Conversations like this always make me uncomfortable.
I would point out that while the Nazis certainly killed many "undesirables" their primary target was Jews. The whole concentration camp and extermination program was directed first and foremost at Jews. They used it for others, too, but that was not the primary focus. And these Jews were, at the outset, German citizens who had done nothing illegal, had made no choices at all.
I missed it - what did the Cambodians do that was "illegal" Go to school - BEFORE the Khamer Rouge came to power? Wear glasses? Same question about the Ukranians, Armenians, Kurds, ethnic Chinese citizens of Vietnam, the victims of the "Cultural Revolution", etc.

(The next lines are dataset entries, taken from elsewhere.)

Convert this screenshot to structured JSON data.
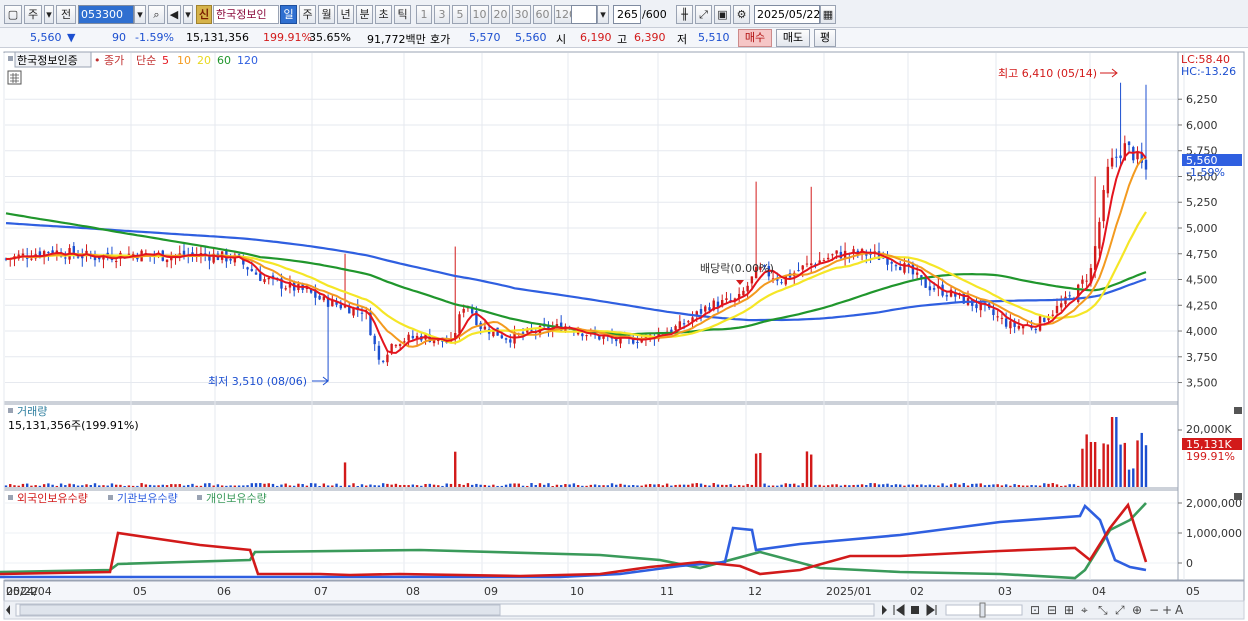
{
  "toolbar": {
    "mode_label": "주",
    "prev_label": "전",
    "code_value": "053300",
    "sin_tag": "신",
    "stock_name": "한국정보인",
    "periods": [
      "일",
      "주",
      "월",
      "년",
      "분",
      "초",
      "틱"
    ],
    "active_period": "일",
    "intervals": [
      "1",
      "3",
      "5",
      "10",
      "20",
      "30",
      "60",
      "120"
    ],
    "count": "265",
    "count_total": "/600",
    "date": "2025/05/22"
  },
  "quote": {
    "price": "5,560",
    "arrow": "▼",
    "change": "90",
    "change_rate": "-1.59%",
    "volume": "15,131,356",
    "volume_rate": "199.91%",
    "turnover": "35.65%",
    "amount": "91,772백만",
    "ask_label": "호가",
    "ask": "5,570",
    "bid": "5,560",
    "open_label": "시",
    "open": "6,190",
    "high_label": "고",
    "high": "6,390",
    "low_label": "저",
    "low": "5,510",
    "buy_button": "매수",
    "sell_button": "매도",
    "eval_button": "평"
  },
  "colors": {
    "ma5": "#e4141e",
    "ma10": "#f39a1f",
    "ma20": "#f5e626",
    "ma60": "#20962c",
    "ma120": "#2f5fe0",
    "up": "#d21a1a",
    "down": "#1c4fd0",
    "foreign": "#d21a1a",
    "institution": "#2f5fe0",
    "individual": "#3a9a5a"
  },
  "chart_data": [
    {
      "type": "candlestick",
      "legend": {
        "name": "한국정보인증",
        "close_label": "종가",
        "ma_label": "단순",
        "ma_periods": [
          "5",
          "10",
          "20",
          "60",
          "120"
        ]
      },
      "y_ticks": [
        "6,250",
        "6,000",
        "5,750",
        "5,500",
        "5,250",
        "5,000",
        "4,750",
        "4,500",
        "4,250",
        "4,000",
        "3,750",
        "3,500"
      ],
      "ylim": [
        3350,
        6650
      ],
      "x_ticks": [
        "2024/04",
        "05",
        "06",
        "07",
        "08",
        "09",
        "10",
        "11",
        "12",
        "2025/01",
        "02",
        "03",
        "04",
        "05",
        "05/22"
      ],
      "indicators": {
        "lc": "LC:58.40",
        "hc": "HC:-13.26"
      },
      "current": {
        "price": "5,560",
        "change": "-1.59%"
      },
      "annotations": {
        "high": "최고 6,410 (05/14)",
        "low": "최저 3,510 (08/06)",
        "dividend": "배당락(0.00%)"
      }
    },
    {
      "type": "bar",
      "title": "거래량",
      "value_label": "15,131,356주(199.91%)",
      "y_ticks": [
        "20,000K"
      ],
      "current": {
        "value": "15,131K",
        "rate": "199.91%"
      }
    },
    {
      "type": "line",
      "series_names": [
        "외국인보유수량",
        "기관보유수량",
        "개인보유수량"
      ],
      "y_ticks": [
        "2,000,000",
        "1,000,000",
        "0"
      ]
    }
  ]
}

In fact, unlike other genocides, this one did nothing to improve Germany or the policital standing of its leaders.
Again, you are assuming a uniqueness that isn't so. How did Pol Pot's standing end up? The "Gange of Four" - or for that matter, Stalin?
Stalin killed peasants in the Ukraine and Pol Pot killed anyone with an education out of a calculated political or economic advantage. Hitler killed Jews because he hated them.
I was taught that Jews were used as scapegoats for Germany's economic problems in the Great Depression, and partially blamed for "undermining" Germany in WWI, and blamed for spreading "communism" - and those things sound like attempts at political advantage. It was also my understanding that Jewish money, land, businesses, and belongs were confiscated without compensation - and that sounds like "economic advantage" to me.
This is so even though they were among the most productive in the society, and had been among the most loyal citizens. Many Jews died fighting for Germany in WW1 (my wife had more than one great uncle killed that way). This was the uniqueness of the Holocaust: a modern industrial society at the pinnacle of artistic and scientific achievement turning against its own citizens.
What country were the Ukranians, Chinese, Cambodians, Kurds, Armenians, etc citizens of, if not the one exterminating them?
When we compare Stalin, Pol Pot, etc etc to the Holocaust we lose the meaning of that event and dishonor those who so died.
I must respectfully disagree. When the term "holocaust" is thrown around to describe things like the American incarceration rate of minorities or some such other political posturing, then certainly we demean the word to the point that its meaning is diminished, if not lost. However, to acknowledge that there have indeed been many holocausts, with many different motivations and victims, in no way diminishes the tragedy of the Jewish Holocaust, or dishonors the victims thereof. In the end, dead is dead - what difference the reason? Unless one subscribes to a philosphy that some classes of innocent lives are "worth more" than others, or that one reason for mass murder in the millions can somehow be "more evil" than another, then the blood shed from ALL the innocents implores we the living to remember their loss, and to take action to prevent any similar reoccurence.